わたしらがそれらを避けた後、「眠れ、ナハトヴァール! 鋼の軛!」ザフィーラが発動した杭がアウグスタさんを背中から貫いた。そんなアウグスタさんへ「お前はもう、居ちゃいけないんだ!」ヴィータの「テートリヒ・シュラークッ!」が振るわれた。
「あなたの旅路も、今日これまでよ!」
ヴィータの一撃でさらに体を崩したアウグスタんさんが弾き飛ばされる中、「戒めの糸!」シャマルの“クラールヴィント”のワイヤーがアウグスタさんを拘束。

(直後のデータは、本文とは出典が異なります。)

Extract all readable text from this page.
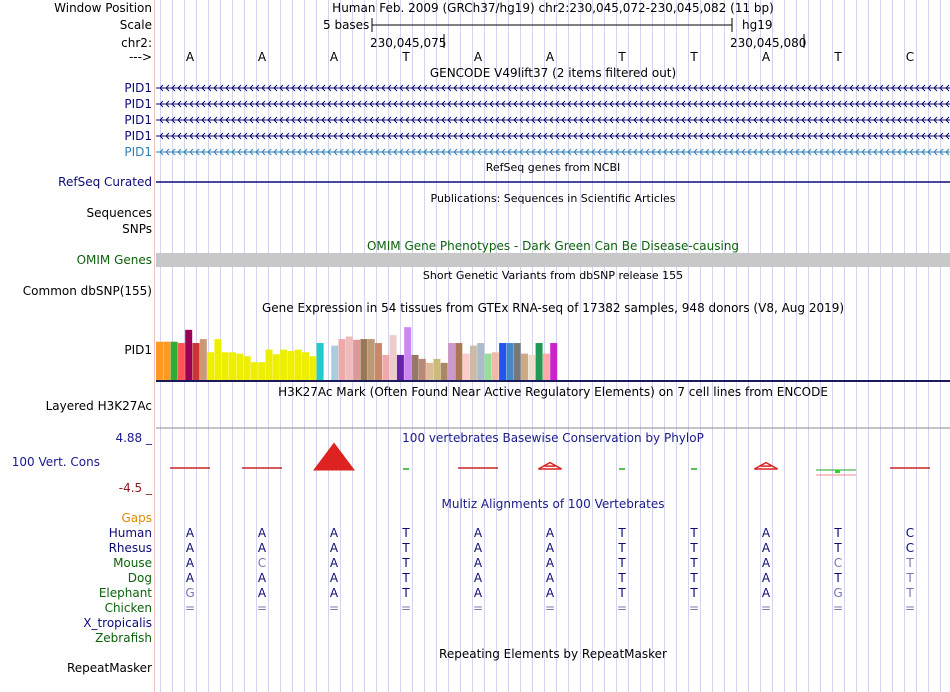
Window Position
Scale
chr2:
--->
Human Feb. 2009 (GRCh37/hg19) chr2:230,045,072-230,045,082 (11 bp)
5 bases	hg19
230,045,075	230,045,080
A	A	A	T	A	A	T	T	A	T	C
GENCODE V49lift37 (2 items filtered out)
PID1
PID1
PID1
PID1
PID1
RefSeq genes from NCBI
RefSeq Curated
Publications: Sequences in Scientific Articles
Sequences
SNPs
OMIM Gene Phenotypes - Dark Green Can Be Disease-causing
OMIM Genes
Short Genetic Variants from dbSNP release 155
Common dbSNP(155)
Gene Expression in 54 tissues from GTEx RNA-seq of 17382 samples, 948 donors (V8, Aug 2019)
PID1
H3K27Ac Mark (Often Found Near Active Regulatory Elements) on 7 cell lines from ENCODE
Layered H3K27Ac
100 vertebrates Basewise Conservation by PhyloP
4.88 _
100 Vert. Cons
-4.5 _
Multiz Alignments of 100 Vertebrates
Gaps
Human	A	A	A	T	A	A	T	T	A	T	C
Rhesus	A	A	A	T	A	A	T	T	A	T	C
Mouse	A	C	A	T	A	A	T	T	A	C	T
Dog	A	A	A	T	A	A	T	T	A	T	T
Elephant	G	A	A	T	A	A	T	T	A	G	T
Chicken	=	=	=	=	=	=	=	=	=	=	=
X_tropicalis
Zebrafish
Repeating Elements by RepeatMasker
RepeatMasker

「終わらせてもらう、この歪みきった呪いの運命を、ここで! 紫電・・・一閃!」
シグナムの炎の斬撃を受けたアウグスタさんは力なく海面へ落下。そやけど落ちる前に「オオオオオオオオオ!!」吼えて、わたしに向かって飛んで来た。
「アウグスタさん・・・。もう、お休みな」
『夜天に爆ぜし極光。受けよ、ナハトヴァール』
わたしの頭に向かって来てたアウグスタさんが懐にまで届く前に“シュベルトクロイツ”の先端を向ける。
「『ポラールリヒト・・・ノーヴァ!』」
わたしを中心にして広がる夜天空間。わたしとアウグスタさんの間に純白に光り輝く閃光が発生。それが爆ぜた。視界いっぱいに広がる白の魔力爆発。それがわたしに届く前に夜天空間が収縮して、アウグスタさんと魔力爆発だけを閉じ込めた。
「・・・さようならや。アウグスタさん。ナハトヴァール」
目の前の空間が爆発。そこから現れたんはアウグスタさんやなくて、ナハトヴァールのコアだけ。そのコアを、無事に解放されたアルフさんやユーノ君、そんでシャマルの3人による「長距離転送!」で、軌道上で待ってくれてるアースラの元へと転移させた。
『こちらアースラのエイミィ! みんな・・・お疲れ様! 無事にナハトヴァールのコアを、アルカンシェルにて蒸発させることに成功したよ!!』
エイミィさんから届いた連絡は、あまりにも長かった呪われた旅路の終焉を伝える報告やった。
後書き
フーテ・モールヘン。フーテ・ミッターフ。フーテ・ナーフオント。
お~わった~、お~わった~♪ 闇の書事件がお~わった~♪
長かった闇の書を巡る一件もこれにて終了・・・とは参りません。とりあえず次回は後日譚。その後に、+αストーリーである、アノ話をやっていきたいと思います。
というか、あまりに突貫執筆だった所為もあり、所々おかしなミスがあるかもしれません。しかし、直すにはちょっと気力がありません。本当にご迷惑をおかけします。